Madison continues: "The diversity in the faculties of men, from which the rights of property originate, is an insuperable obstacle to a uniformity of interests. The protection of these faculties is the first object of government."

There we have it, the truth at last: the first object of government is to protect the faculties of men, which are presumed to be unequal; as a result of this inequality, some will acquire more wealth, riches and property than others; and this property should be protected by the government.

Sound familiar? This sounds remarkably like the way our faltering system operates today! This is because, in the constitutional debate of that time period, the Madisonian viewpoint prevailed over the Jeffersonian. Henceforth, the Haves were protected by government from the Have Nots. Yet, instead of being honest about it, and calling it aristocracy, we retained the "all men are created equal" rhetoric and declared our system to be natural, right and good. And we called it democracy. But take away the bows and ribbons and it is no different than "Survival of the Fittest."

Not very distant, are we Mr. Madison, from the Law of the Jungle? Not as removed or evolved as we would like to believe about ourselves? Welcome to Western Civilization, where if you haven't succeeded it's because you don't measure up, because you have "unequal faculties of acquiring property."

Welcome to Life in the Foodchain.

The nightmare of Orwell's Animal Farm has come back to haunt us: "All animals are created equal, but some are more equal than others." Animal Farm was written as a satire against the replacement of one type of tyranny for another, masking itself as freedom. Translated into the 1990's, this means all people supposedly have the same freedom, rights and liberty guaranteed by the U.S. Constitution and Bill of Rights. Yet in reality, some have the wealth, power, and position -- and apparently the right -- to do what they want more than others.

Witness: those people with the most "faculty" and "property" end up with the most freedom of speech and press (they own most of the television stations, printing presses, and movie studios); the most equal protection (including the best schools, the glitziest health spas, the best doctors, and the most elaborate private security systems); the most freedom from search and seizure (how often do we hear of the police jumping someone in Beverly Hills like they did to Rodney King?); they hire all the best lawyers (it helps them to loot S&L's and clear cut old growth forests, evading prosecution as they proclaim: "The best way to rob a bank is to own one"); they buy the most Life, Liberty and Pursuit of Happiness (the biggest, most fabulous houses, swimming pools, gas-guzzling luxury cars and boats, private planes, glamorous vacations, etc.).
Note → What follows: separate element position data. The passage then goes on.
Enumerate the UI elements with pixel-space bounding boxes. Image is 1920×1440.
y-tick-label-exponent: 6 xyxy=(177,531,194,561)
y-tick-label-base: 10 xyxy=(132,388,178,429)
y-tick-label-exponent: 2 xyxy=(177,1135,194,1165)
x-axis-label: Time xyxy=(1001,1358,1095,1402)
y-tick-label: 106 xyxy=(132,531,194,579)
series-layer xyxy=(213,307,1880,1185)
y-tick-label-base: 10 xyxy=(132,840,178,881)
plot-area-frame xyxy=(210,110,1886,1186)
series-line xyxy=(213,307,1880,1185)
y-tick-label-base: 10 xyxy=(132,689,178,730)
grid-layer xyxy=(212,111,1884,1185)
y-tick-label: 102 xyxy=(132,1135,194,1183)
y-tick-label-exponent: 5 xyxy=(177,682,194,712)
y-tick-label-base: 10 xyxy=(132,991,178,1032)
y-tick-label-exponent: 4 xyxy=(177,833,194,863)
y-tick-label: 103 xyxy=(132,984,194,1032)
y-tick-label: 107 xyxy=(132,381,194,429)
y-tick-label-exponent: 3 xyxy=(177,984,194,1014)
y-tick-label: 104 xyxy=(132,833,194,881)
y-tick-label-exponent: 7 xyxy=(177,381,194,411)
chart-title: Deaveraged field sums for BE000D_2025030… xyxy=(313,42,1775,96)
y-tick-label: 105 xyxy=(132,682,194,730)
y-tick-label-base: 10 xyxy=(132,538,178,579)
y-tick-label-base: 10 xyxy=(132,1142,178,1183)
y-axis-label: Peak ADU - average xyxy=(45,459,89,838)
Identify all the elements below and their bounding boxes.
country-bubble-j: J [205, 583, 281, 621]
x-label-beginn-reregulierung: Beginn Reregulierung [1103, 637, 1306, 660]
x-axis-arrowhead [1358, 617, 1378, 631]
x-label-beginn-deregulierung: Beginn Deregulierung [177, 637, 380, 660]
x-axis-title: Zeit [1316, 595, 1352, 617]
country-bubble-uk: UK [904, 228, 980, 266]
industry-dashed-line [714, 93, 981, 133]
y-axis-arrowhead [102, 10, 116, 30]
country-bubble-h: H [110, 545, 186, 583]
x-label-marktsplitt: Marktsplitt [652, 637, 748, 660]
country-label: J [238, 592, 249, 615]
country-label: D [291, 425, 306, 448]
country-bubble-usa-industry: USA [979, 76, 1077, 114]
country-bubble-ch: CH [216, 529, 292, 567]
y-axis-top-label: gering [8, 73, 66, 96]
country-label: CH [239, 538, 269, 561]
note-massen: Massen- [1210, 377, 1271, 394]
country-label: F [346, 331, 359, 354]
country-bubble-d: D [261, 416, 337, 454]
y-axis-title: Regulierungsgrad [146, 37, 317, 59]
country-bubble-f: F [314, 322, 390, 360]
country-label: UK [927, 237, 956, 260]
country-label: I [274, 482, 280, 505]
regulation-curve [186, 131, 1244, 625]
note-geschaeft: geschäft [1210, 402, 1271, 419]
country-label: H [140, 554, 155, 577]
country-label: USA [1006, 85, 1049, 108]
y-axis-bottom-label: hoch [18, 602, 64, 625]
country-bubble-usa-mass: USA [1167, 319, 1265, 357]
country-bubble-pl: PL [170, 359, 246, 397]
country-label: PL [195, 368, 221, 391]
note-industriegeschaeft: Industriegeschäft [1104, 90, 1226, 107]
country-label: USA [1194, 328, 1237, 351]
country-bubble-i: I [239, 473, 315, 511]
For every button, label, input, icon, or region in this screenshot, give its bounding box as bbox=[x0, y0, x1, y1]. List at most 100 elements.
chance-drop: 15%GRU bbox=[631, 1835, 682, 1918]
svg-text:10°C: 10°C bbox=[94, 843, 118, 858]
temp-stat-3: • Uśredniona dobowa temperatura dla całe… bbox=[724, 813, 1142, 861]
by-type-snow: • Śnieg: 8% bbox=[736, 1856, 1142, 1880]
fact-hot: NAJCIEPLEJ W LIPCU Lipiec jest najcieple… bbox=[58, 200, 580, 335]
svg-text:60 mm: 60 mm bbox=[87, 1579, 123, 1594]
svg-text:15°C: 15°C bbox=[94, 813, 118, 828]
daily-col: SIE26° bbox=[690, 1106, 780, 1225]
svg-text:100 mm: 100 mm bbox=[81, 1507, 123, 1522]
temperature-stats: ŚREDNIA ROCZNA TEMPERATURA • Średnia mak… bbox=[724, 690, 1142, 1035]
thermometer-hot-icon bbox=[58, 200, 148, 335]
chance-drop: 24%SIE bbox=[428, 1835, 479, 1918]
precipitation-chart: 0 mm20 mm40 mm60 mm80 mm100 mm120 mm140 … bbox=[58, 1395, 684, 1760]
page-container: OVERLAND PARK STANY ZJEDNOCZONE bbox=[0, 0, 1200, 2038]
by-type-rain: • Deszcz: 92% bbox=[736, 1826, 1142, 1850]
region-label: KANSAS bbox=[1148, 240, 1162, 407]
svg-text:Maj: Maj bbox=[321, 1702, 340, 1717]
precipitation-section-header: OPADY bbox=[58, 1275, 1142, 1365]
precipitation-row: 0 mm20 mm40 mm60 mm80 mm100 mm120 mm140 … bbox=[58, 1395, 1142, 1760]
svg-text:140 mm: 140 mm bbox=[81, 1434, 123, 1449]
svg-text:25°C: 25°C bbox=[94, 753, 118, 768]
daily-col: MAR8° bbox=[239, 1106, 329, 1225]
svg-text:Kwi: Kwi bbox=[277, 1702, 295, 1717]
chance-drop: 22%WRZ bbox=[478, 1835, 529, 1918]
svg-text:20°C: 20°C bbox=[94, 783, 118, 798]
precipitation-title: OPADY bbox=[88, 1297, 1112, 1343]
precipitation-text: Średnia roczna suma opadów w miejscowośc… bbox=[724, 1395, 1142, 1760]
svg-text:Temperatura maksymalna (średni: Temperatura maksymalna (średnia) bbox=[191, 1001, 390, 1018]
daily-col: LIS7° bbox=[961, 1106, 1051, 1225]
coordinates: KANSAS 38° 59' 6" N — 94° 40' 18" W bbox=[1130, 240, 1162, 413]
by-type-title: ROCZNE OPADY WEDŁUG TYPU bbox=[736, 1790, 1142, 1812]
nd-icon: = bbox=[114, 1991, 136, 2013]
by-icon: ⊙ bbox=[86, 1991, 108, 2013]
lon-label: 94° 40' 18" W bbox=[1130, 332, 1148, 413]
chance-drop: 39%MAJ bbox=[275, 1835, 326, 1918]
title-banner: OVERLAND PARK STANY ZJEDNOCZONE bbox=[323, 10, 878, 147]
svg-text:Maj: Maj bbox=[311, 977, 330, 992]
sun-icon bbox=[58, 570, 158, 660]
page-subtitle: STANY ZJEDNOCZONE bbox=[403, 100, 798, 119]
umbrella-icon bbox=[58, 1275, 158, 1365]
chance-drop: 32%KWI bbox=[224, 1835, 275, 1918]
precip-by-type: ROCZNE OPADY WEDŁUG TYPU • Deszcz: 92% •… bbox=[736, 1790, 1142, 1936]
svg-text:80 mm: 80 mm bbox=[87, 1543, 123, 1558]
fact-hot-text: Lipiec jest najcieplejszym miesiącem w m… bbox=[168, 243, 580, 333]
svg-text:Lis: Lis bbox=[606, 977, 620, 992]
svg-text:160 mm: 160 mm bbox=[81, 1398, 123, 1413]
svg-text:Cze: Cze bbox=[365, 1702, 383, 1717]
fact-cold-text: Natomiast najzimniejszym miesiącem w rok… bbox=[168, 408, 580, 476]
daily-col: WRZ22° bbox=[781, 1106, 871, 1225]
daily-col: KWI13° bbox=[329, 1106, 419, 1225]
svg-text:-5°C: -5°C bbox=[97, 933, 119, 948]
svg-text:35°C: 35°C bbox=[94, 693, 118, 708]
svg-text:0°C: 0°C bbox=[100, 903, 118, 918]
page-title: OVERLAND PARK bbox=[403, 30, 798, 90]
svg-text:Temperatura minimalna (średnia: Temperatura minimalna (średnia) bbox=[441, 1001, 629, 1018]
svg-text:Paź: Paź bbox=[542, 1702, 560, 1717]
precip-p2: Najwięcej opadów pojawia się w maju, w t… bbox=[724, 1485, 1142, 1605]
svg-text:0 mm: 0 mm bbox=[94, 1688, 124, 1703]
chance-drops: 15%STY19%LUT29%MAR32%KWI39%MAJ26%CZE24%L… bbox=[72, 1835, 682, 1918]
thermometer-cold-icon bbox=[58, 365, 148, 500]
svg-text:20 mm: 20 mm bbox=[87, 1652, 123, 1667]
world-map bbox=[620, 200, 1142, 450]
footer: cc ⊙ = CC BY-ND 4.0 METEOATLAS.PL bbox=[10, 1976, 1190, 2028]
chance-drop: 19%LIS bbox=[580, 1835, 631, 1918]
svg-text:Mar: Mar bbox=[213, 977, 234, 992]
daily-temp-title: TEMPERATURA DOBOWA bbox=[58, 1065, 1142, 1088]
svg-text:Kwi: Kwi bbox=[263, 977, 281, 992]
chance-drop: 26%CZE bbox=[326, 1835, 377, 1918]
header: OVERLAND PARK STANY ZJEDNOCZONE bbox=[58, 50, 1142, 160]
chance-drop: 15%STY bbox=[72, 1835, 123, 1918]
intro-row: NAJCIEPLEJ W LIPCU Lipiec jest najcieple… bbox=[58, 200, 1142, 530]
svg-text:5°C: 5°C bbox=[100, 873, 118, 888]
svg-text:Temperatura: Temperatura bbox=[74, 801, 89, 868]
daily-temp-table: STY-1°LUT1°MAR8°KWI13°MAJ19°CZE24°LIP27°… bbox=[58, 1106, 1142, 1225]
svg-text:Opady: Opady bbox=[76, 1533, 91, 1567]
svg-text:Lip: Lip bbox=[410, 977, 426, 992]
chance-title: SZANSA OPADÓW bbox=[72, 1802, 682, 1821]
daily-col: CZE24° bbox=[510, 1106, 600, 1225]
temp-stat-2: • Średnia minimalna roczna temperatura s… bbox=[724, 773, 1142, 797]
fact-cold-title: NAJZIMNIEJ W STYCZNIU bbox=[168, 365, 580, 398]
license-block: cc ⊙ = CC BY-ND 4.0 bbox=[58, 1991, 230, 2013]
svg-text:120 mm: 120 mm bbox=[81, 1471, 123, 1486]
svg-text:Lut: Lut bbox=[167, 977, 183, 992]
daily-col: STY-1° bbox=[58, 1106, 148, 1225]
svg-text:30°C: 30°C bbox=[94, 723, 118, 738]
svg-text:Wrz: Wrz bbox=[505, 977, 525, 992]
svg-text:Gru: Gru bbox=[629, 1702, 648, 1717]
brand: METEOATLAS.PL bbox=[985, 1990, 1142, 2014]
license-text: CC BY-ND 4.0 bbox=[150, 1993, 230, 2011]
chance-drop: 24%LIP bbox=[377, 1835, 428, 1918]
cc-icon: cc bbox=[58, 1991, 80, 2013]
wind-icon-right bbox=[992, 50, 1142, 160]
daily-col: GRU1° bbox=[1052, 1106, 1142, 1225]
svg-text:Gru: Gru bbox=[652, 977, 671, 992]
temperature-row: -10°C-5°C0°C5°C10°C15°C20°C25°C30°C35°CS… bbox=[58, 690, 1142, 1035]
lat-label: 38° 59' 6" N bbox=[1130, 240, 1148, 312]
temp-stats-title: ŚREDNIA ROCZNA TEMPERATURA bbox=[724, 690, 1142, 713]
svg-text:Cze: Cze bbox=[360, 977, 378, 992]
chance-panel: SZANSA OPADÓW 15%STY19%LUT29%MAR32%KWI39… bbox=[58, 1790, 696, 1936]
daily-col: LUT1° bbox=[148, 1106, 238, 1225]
"All men are created equal." Yeah right. Besides being sexist, this never was the operative principle of our government or country. It was pure propaganda, right from the start. What the Founding Fathers -- not coincidentally the richest men in the new nation -- wanted was an economic and political milieu in which they and their property rights would not be interfered with by a meddlesome king or government, or by anyone more powerful than they. It was a palace coup, except now there was not to be one king but a few hundred; the divine kingship had been extended to all propertied white males, and especially the wealthiest of these, like George Washington, John Adams, John Hancock, Madison, Hamilton and their ilk.

Our society is still reeling from the inequalities that have resulted from this legacy. Our society is still dominated by a wealthy, predominantly white male elite who control our trickle-down political and economic system. The fact that it takes a billionaire like Ross Perot to inspire hope in so many voters is just one more proof of how much the political system has been bought by economics.

During our Independence Day celebrations, as we examine the wreckage around us -- wreckage that is not confined to South Central Los Angeles -- perhaps we can ask ourselves as individuals, institutions, and corporations, what more we can do to bring the promise of the American Dream to every woman, man and child in the United States of America. And perhaps we can ask ourselves if we are ready for the fundamental economic and political changes that realizing that American Dream may require.